Figure 1. Paraneoplastic limbic encephalitis and epilepsy mediated by cytotoxic T cell mechanisms.

(A) Coronal fluid-attenuated inversion recovery (FLAIR) MRI image showing increased signal and volume of the right amygdala and hippocampus, suggestive of limbic encephalitis, in a patient with a history of seminoma and acute-onset seizures associated with Ma2 paraneoplastic antibodies. (B) Coronal FLAIR image 1 year later, showing atrophy of the right hippocampus and medial temporal lobe sclerosis. (C) Subtraction ictal SPECT coregistered to MRI (SISCOM) showing increased ictal perfusion over the right hippocampus and parahippocampal gyrus during a right temporal lobe seizure with epigastric aura, piloerection, and loss of awareness. (D) Coronal FLAIR image showing resection of the temporal pole and right mesial temporal lobe structures. After surgery, the frequency of the seizures decreased, but they did not resolve (Engel’s class III). (E) Inflammatory infiltrates in the surgical specimen; the section of the tissue was immunostained with TIA-1 antibody, a marker of cytotoxic T cells (shown as brown granular staining). Some TIA-1–positive cells are in close apposition with neurons (arrows). Scale bars: 10 μm. Images reprinted with permission from Carreño et al. (63).

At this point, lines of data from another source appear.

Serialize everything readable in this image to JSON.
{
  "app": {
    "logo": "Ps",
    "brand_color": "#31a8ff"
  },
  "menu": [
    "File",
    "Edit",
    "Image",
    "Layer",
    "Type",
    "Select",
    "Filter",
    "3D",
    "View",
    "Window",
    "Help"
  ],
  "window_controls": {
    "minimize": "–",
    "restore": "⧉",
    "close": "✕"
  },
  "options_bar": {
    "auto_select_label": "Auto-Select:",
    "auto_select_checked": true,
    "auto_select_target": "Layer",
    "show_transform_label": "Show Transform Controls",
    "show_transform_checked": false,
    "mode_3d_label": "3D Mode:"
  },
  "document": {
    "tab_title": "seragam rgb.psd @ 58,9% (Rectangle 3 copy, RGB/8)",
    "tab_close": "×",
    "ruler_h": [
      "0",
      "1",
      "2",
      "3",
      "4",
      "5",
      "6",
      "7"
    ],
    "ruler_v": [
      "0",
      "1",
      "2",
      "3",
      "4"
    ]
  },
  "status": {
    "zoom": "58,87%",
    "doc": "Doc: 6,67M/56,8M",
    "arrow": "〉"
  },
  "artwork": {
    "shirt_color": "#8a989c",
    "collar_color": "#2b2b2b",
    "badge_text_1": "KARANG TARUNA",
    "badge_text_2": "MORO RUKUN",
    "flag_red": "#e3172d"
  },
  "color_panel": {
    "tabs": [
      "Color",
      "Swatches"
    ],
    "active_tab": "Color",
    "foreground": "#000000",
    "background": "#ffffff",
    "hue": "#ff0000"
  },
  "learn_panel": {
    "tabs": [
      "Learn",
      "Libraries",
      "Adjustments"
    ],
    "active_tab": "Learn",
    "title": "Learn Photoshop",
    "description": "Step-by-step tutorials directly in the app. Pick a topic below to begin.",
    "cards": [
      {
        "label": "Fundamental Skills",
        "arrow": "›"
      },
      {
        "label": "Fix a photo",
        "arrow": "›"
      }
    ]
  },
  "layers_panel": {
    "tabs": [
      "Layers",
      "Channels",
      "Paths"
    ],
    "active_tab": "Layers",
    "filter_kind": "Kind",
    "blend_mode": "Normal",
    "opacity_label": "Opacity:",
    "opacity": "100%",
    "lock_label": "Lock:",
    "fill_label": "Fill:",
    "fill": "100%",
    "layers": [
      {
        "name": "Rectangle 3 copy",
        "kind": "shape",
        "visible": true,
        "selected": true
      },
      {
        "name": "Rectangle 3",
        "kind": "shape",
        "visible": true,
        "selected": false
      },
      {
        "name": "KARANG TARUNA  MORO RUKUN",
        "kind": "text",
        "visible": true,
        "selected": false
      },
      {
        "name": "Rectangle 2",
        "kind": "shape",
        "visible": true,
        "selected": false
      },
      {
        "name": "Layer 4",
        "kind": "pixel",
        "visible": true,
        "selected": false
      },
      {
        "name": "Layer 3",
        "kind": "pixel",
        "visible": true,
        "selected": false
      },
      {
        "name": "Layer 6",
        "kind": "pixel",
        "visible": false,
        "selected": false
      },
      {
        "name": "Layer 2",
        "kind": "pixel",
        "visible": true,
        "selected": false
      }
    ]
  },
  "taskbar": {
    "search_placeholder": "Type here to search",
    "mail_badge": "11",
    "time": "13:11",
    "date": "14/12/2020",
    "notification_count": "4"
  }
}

Figure 2. Synaptic dysfunction and hyperexcitability as a result of seizures, inflammation, and antibody-mediated encephalitis.

Diagram showing multiple inflammatory/innate immunity mechanisms triggered by seizures and epileptogenesis, along with inflammation-related transcriptional and nontranscriptional pathways that lead to synaptic dysfunction, changes in plasticity, and hyperexcitability (corresponding with blue and red arrows). In contrast to these mechanisms, the antibody-mediated encephalitides such as those associated with NMDAR, AMPAR, LGI1, or GABAbR autoantibodies (see others in Tables 3 and 4), represent a direct antibody-mediated alteration of the corresponding targets also leading to synaptic dysfunction, impairment of synaptic plasticity, and hyperexcitability (purple arrow). The degree of involvement of inflammatory/innate immunity molecules and pathways of inflammation in antibody-mediated encephalitis is currently unknown.

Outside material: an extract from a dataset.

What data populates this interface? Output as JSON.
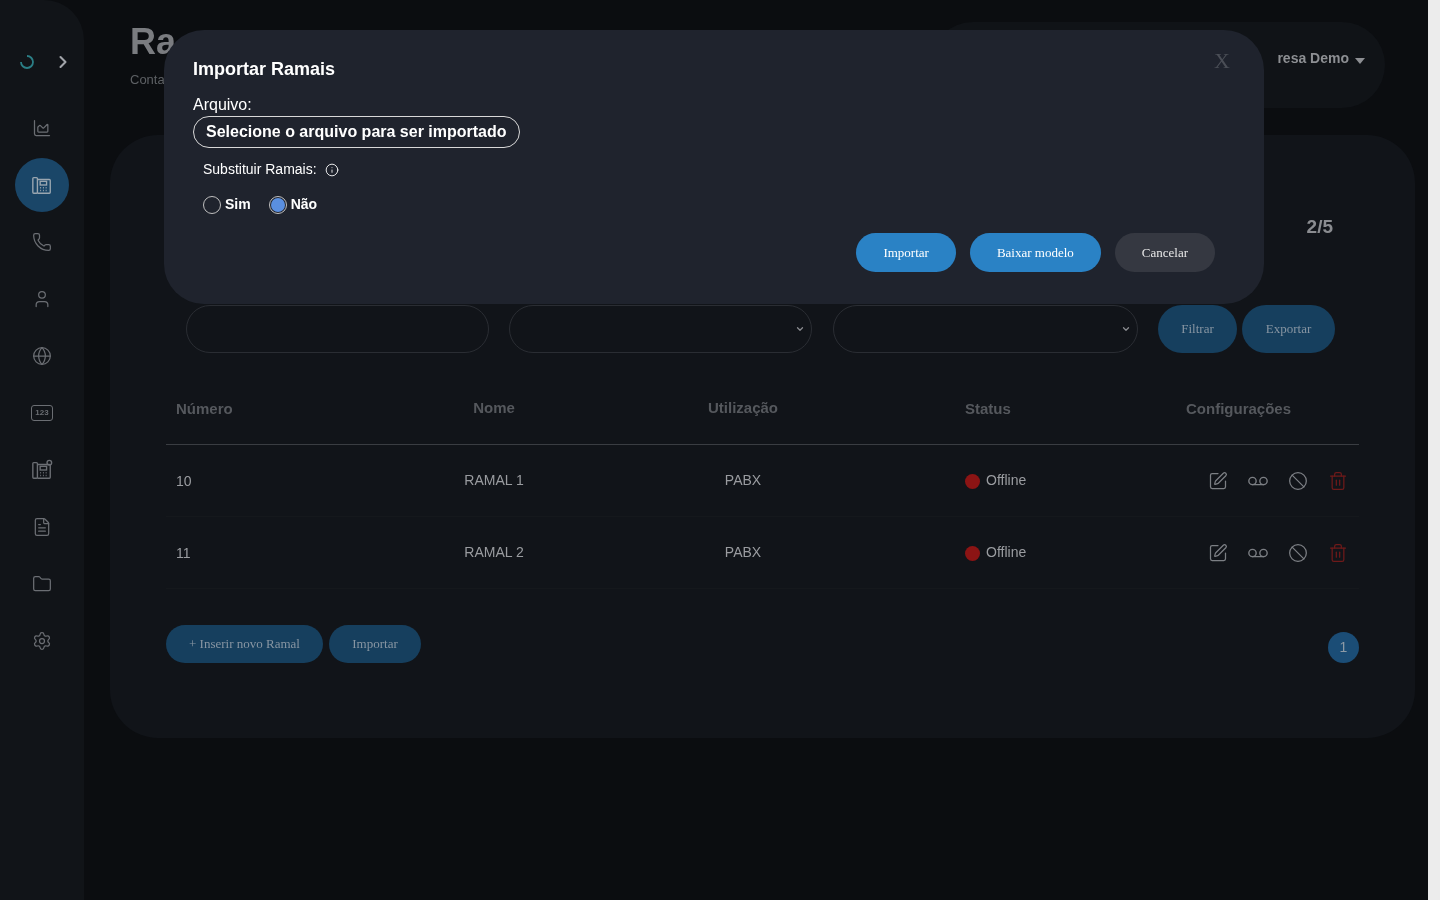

Figure 3. Synaptic alterations and changes in neuronal excitability induced by autoantibodies against neuronal surface antigens.

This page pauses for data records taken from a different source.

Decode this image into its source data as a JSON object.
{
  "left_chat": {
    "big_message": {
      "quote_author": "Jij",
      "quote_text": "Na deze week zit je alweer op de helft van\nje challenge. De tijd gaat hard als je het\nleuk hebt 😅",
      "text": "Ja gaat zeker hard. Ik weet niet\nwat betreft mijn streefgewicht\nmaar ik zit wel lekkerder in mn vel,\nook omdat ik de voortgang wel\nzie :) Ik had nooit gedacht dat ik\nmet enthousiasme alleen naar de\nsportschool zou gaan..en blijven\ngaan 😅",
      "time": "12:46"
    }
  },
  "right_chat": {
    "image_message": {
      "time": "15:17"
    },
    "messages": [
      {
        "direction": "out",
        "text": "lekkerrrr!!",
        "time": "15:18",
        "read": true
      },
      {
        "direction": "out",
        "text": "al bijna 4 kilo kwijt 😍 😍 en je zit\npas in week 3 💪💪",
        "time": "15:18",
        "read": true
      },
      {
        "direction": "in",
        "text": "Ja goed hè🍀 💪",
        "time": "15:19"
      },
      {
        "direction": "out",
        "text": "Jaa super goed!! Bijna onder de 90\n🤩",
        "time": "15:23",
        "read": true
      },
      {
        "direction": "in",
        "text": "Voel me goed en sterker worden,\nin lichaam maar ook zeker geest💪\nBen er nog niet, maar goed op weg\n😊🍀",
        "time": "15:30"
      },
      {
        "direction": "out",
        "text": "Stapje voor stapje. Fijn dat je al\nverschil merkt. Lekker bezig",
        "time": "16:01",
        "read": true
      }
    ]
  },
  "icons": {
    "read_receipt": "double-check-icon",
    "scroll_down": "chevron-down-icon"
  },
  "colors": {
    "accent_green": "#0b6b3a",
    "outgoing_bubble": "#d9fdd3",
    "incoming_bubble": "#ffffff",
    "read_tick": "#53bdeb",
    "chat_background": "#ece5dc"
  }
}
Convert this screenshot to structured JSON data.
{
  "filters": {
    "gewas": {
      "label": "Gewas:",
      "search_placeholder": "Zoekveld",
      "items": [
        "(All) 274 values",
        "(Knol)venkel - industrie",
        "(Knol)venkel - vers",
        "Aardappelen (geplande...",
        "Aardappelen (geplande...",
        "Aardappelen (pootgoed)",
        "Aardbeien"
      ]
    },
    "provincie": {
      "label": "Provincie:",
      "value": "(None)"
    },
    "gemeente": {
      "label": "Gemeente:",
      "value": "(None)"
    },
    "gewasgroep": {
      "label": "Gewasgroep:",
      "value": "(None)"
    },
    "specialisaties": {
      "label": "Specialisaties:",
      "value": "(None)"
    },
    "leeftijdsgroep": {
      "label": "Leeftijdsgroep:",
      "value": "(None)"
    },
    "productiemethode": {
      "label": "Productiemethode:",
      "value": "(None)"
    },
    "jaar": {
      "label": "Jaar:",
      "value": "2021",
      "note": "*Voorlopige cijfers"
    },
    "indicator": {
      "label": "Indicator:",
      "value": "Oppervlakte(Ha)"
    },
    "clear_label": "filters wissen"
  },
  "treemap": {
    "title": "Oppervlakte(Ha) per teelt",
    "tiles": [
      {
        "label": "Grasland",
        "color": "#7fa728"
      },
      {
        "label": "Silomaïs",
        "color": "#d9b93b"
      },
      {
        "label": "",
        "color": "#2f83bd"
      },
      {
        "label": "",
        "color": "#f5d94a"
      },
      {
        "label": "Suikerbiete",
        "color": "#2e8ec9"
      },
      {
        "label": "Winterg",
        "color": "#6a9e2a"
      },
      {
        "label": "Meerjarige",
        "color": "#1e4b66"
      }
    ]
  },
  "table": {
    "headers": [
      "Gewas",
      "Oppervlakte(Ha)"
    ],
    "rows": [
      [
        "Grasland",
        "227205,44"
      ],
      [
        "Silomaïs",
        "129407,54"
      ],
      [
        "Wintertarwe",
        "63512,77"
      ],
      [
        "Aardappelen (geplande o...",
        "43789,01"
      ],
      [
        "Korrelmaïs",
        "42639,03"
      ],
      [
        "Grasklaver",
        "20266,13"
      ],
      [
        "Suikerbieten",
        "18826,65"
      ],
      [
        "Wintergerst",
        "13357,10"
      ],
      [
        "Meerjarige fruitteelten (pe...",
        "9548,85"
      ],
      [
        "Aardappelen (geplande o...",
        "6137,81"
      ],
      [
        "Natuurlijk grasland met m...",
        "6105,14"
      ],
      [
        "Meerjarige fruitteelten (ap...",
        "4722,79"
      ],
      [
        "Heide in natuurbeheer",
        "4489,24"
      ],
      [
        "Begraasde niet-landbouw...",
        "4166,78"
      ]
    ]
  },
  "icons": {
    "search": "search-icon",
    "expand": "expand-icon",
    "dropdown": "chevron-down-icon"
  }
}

(A) Top: Patients’ antibodies (blue) against NMDARs bind to GluN1 subunits, inducing NMDAR clustering and dissociation from Ephrin-B2 receptor (EphB2R), followed by NMDAR internalization. Below: Reduction of synaptic NMDARs affects synaptic plasticity, revealed by decreased long-term potentiation (LTP). In each panel, blue traces depict effects of patients’ antibodies, and gray traces show effects of normal human IgG. (B) Top: Antibodies against AMPAR GluA2 subunit induce internalization of GluA2-containing heterodimers after dissociation from TARPs. AMPAR loss is followed by homeostatic compensation with insertion of Ca²⁺-permeable inward-rectifying AMPARs (e.g., GluA1 monomeric AMPAR), which have higher channel permeability. Below: Nonstationary fluctuation analysis shows an increase in AMPAR channel conductance (steeper hyperbola slope) along with reduced channel number (reduced hyperbola width). Current-voltage relationship of excitatory postsynaptic currents (EPSCs) in neurons preincubated with patients’ GluA2 antibodies reveals incorporation of inward-rectifying AMPARs in the synapse. (C) Top: Anti-LGI1 antibodies react with epitopes in leucine-rich repeat (LRR) and EPTP domains of LGI1, disrupting LGI1’s interaction with presynaptic ADAM23 and postsynaptic ADAM22, and reducing presynaptic voltage-gated Kv1.1 channels and postsynaptic AMPARs. Below: Downregulation of presynaptic Kv1.1 channels increases presynaptic release probability and enhances glutamatergic transmission, resulting in increased evoked EPSCs (eEPSCs) and reduced failure rate of synaptic transmission after minimal stimulation (msEPSCs). (D) Top: Anti-GABAbR antibodies bind to the GABAb1 subunit, which localizes at pre- and postsynaptic membranes and contains the GABA-binding site. Antibody binding does not cause GABAbR internalization but interferes with baclofen-induced GABAbR activation. Below: Baclofen blocks spontaneous network activity of cultured neurons (gray). Anti-GABAbR antibodies interrupt its inhibitory effect (blue).